Desde então, acabou por ser reconhecido por muitos investigadores que o cavalo-marinho e a ameixa teriam sido danificados e eles constituíam, provavelmente, o eixo central da memória, mas a desconexão do córtex frontal impedia a tomada de consciência de importantes fenómenos emocionais, com repercussão na memória de longa duração.

Em novembro de 1981, deu entrada na Urgência dos HUC, um caso macabro de um doente com uma faca espetada na nuca, cuja lâmina, com cerca de 15 centímetros, perfurara o osso e progredia até uma região bem profunda do cérebro. A cirurgia decorreu sem incidentes, mas era difícil avaliar as possíveis consequências. Foi uma grande surpresa que, na avaliação do terceiro dia, a força era normal nos 4 membros, fazendo marcha sem apoio, com discreto desequilíbrio. Apenas a memória do seu trabalho profissional, como matemático, era impossível, não conseguindo sequer realizar contas simples. Recuperou grande parte da atividade intelectual, registada por mim em consultas mensais.

Três anos depois, a memória de curta duração e a de longa duração, adquirida pós cirurgia, eram altamente deficitárias. Mantinha recordações da infância e a atividade motora era normal. Mas, neste caso, os circuitos do sistema límbico, mediados pelo fórnix e hipocampo, foram seccionados pela lâmina, produzindo uma amnésia grave e distúrbio emocional acentuado.
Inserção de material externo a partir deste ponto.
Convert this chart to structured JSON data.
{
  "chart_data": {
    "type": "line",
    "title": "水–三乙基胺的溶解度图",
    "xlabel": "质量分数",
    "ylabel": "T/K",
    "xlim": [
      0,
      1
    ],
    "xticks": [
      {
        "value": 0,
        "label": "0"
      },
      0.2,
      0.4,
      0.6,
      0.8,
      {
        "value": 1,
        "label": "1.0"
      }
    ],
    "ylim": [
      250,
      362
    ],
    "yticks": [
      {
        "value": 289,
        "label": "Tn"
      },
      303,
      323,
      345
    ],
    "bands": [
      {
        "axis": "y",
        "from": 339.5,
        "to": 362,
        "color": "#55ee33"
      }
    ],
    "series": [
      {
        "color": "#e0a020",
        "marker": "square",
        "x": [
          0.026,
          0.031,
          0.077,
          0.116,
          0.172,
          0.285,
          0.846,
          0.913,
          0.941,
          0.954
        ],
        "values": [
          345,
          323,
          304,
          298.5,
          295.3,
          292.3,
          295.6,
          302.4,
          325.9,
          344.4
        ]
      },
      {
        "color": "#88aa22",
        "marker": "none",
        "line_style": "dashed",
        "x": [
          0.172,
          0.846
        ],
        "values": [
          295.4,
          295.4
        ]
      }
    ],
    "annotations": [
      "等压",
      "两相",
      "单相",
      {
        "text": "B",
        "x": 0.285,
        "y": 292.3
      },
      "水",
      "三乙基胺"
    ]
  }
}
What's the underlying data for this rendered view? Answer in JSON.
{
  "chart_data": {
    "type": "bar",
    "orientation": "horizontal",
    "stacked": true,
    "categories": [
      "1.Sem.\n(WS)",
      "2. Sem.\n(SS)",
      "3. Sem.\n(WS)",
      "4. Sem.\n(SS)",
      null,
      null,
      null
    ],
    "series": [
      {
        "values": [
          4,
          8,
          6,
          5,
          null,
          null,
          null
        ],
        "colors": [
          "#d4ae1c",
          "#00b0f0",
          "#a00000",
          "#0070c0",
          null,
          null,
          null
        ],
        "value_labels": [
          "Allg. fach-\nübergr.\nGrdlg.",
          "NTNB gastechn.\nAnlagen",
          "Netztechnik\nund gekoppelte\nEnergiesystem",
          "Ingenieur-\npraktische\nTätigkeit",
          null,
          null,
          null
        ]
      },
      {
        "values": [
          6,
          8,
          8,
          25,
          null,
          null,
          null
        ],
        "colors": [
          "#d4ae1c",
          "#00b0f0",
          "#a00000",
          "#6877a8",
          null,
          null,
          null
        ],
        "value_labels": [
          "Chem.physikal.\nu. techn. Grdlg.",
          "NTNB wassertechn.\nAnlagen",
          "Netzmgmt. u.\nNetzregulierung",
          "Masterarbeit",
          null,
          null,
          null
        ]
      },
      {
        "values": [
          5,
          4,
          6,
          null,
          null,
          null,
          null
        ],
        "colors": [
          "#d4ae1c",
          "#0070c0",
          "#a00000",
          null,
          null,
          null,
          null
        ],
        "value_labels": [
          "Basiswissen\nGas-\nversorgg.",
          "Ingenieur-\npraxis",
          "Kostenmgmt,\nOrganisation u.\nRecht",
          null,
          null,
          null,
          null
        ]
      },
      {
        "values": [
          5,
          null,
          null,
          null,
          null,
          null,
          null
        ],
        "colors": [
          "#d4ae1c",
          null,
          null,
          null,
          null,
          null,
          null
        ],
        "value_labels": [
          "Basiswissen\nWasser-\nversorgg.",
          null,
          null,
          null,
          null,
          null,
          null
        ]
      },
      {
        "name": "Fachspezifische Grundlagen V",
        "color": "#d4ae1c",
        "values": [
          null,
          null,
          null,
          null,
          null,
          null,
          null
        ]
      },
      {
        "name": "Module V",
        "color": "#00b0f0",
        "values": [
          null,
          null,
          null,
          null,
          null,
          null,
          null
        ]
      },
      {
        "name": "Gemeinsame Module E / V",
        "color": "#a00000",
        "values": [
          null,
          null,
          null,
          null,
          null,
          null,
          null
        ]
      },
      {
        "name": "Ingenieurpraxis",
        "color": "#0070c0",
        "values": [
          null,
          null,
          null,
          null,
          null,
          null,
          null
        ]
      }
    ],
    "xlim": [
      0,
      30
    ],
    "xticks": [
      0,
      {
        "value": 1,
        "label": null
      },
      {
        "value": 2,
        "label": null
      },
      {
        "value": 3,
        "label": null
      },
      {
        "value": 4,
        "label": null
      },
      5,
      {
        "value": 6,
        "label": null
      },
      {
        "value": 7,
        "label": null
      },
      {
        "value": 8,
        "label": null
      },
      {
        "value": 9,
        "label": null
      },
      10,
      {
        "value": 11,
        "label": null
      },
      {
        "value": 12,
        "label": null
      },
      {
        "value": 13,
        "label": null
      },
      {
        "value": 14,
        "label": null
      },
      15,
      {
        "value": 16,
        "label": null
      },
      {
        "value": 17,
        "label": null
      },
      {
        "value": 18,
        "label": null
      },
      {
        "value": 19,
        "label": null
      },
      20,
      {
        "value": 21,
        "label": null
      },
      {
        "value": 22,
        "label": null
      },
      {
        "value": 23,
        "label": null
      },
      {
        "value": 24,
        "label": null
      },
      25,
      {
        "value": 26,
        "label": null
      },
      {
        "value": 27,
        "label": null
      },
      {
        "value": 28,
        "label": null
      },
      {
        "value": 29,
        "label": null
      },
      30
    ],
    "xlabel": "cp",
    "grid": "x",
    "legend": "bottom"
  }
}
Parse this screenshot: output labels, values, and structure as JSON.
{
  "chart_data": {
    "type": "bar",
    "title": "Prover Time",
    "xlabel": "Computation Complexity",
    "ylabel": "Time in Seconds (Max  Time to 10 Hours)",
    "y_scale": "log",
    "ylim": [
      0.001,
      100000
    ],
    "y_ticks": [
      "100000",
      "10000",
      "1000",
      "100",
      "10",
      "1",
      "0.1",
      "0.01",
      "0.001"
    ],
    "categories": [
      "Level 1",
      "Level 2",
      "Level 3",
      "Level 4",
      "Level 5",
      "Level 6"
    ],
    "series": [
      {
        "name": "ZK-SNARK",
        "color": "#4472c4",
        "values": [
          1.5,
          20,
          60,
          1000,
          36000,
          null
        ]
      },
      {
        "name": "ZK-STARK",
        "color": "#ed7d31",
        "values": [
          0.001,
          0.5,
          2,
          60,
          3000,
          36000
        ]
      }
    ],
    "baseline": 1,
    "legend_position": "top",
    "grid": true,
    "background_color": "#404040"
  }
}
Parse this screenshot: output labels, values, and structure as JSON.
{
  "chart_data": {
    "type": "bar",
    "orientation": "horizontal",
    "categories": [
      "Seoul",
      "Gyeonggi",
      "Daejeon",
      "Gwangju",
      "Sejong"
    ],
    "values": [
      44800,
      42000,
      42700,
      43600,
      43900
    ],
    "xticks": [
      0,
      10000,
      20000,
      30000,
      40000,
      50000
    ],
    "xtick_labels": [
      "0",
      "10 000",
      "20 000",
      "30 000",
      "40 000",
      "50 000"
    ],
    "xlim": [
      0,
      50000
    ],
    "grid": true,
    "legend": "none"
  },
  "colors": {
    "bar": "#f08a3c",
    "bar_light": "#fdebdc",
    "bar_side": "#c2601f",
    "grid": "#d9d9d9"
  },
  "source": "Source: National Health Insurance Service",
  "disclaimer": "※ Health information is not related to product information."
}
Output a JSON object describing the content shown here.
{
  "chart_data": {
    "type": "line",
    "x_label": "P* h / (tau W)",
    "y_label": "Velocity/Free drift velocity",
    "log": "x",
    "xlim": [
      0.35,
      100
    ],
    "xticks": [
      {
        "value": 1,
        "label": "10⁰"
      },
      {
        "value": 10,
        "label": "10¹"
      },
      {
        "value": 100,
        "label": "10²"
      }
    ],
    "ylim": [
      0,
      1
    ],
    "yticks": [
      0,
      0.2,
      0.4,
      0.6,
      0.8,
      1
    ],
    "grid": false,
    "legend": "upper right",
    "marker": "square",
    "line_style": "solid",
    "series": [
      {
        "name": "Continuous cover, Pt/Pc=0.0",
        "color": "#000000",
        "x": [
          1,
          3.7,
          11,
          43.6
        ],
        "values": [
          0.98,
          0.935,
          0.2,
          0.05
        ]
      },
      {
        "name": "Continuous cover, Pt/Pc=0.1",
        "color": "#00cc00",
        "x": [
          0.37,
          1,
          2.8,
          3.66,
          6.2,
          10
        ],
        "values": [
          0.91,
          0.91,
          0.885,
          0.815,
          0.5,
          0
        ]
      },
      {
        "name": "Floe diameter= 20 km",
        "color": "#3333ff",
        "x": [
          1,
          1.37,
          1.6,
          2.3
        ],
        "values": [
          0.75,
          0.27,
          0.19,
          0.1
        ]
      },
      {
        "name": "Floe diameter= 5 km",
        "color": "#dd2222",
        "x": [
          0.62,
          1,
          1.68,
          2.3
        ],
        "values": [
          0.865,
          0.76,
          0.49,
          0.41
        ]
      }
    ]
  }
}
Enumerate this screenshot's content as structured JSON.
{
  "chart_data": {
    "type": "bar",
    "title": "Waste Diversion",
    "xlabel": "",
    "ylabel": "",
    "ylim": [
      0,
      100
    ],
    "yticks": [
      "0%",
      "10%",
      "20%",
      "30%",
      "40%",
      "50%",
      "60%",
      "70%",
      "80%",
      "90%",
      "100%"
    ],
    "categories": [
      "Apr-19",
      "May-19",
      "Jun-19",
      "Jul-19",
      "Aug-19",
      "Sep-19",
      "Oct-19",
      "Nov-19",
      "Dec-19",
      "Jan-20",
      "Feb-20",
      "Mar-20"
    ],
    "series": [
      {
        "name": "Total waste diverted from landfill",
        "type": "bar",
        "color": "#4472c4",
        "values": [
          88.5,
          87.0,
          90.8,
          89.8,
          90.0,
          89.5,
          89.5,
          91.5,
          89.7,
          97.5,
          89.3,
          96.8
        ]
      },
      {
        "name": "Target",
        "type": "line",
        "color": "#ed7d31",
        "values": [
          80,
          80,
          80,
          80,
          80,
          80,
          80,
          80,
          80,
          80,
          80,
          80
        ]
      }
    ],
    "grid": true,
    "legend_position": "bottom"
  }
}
O mau funcionamento da área límbica também pode ocorrer face à morte celular maciça em doentes alcoólicos crónicos, mal nutridos, sendo este síndroma – Korsakoff – caraterizado por demência, confabulação e grave alteração da memória. Áreas mais extensas do córtex cerebral são danificadas pelo défice de vitamina B1 e excesso de álcool. Acontece que, em doses moderadas, o álcool é estimulante. Mas também o excesso, em fase aguda, provoca uma depressão da formação reticular do tronco cerebral e coma. Sim, porque se beber álcool a mais na Queima das Fitas posso mesmo entrar em coma. O tempo e atuação e a quantidade podem lesar o cérebro de forma diferente.

Estudos científicos recentes, de 2017, também provaram que o uso prolongado de marijuana produz uma desorganização na memória – e outros défices cognitivos -, por destruição progressiva do circuito límbico, com morte neuronal, que se pode tornar irreversível.

Sendo a perturbação da memória um defeito constante em todas as demências e as demências são situações clínicas com prevalência tão alta na idade da reforma, quero deixar um sinal de esperança aos reformados, porque têm experiência acumulada e passam a ter mais tempo disponível.

Os diamantes-mandarins são aves com cerca de 10 centímetros, cujo cérebro, na época de acasalamento, aumenta, devido à produção de neurónios, sobretudo na região do hipocampo. Esta neurogénese revela o aspeto plástico do cérebro, que pode regenerar células nervosas, facto que não era equacionado há 50 anos.

Podem seguir o exemplo dos mandarins, ou apenas treinar o estar bem e o estar de bem com os outros. Criar empatia cognitiva. A memória vem por acréscimo.